EU AI Act readiness is the most pressing challenge. Only 14% of Irish organisations report being fully prepared for compliance, with 70% partially prepared. Limited internal expertise is the leading barrier, cited by 53%, followed by budget constraints at 37% and lack of clarity at 30%. As PwC Ireland COO David Lee observed, organisations struggle most with turning high-level principles into scalable operational practices.
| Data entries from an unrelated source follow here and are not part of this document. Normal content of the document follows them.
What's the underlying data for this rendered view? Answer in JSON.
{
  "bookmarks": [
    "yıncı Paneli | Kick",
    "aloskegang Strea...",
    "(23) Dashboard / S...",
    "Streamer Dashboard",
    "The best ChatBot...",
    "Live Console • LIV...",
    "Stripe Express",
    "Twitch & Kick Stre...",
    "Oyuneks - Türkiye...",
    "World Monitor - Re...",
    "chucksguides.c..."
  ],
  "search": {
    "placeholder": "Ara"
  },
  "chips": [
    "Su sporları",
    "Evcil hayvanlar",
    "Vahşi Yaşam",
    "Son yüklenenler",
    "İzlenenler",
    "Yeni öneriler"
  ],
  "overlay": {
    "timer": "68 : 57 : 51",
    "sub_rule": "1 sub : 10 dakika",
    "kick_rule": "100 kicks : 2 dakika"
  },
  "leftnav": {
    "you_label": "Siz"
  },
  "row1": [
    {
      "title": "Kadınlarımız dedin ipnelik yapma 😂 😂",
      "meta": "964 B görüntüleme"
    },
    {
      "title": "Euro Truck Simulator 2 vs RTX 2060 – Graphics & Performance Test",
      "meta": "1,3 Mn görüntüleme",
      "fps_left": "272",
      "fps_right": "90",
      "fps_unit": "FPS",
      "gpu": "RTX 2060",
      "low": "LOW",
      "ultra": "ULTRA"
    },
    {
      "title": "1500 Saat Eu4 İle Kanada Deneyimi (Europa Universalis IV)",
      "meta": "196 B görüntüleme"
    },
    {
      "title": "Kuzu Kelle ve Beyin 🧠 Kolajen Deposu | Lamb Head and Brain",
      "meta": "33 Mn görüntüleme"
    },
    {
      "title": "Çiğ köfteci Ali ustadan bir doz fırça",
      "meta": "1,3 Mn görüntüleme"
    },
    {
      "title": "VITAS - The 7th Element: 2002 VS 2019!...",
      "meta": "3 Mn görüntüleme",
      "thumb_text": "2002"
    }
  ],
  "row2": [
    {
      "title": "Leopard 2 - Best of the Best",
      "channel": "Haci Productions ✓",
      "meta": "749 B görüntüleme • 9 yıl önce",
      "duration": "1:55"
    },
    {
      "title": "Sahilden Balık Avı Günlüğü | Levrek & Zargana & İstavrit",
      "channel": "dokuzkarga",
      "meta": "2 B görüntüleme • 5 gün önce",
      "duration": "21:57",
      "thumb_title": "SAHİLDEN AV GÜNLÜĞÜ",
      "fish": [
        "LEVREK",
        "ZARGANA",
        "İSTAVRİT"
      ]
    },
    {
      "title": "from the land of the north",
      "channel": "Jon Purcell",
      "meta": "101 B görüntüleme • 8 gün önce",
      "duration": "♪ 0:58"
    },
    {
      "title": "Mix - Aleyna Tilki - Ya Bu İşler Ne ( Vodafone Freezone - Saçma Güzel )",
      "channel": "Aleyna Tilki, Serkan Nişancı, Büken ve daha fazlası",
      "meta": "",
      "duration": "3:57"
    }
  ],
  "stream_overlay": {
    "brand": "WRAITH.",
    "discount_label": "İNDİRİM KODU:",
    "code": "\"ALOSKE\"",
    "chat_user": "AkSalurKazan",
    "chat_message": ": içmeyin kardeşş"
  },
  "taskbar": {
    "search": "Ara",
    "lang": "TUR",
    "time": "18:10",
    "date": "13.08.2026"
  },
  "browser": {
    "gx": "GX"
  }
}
Three priorities stand out for association leaders. First, develop responsible AI readiness frameworks tailored to the sectors members operate in, providing a structured path to full compliance. Second, embed AI governance into CPD curricula, addressing the training shortfall the research identifies as one of the widest gaps between Ireland and global peers. Third, convene peer communities focused on AI governance maturity, enabling members to benchmark progress.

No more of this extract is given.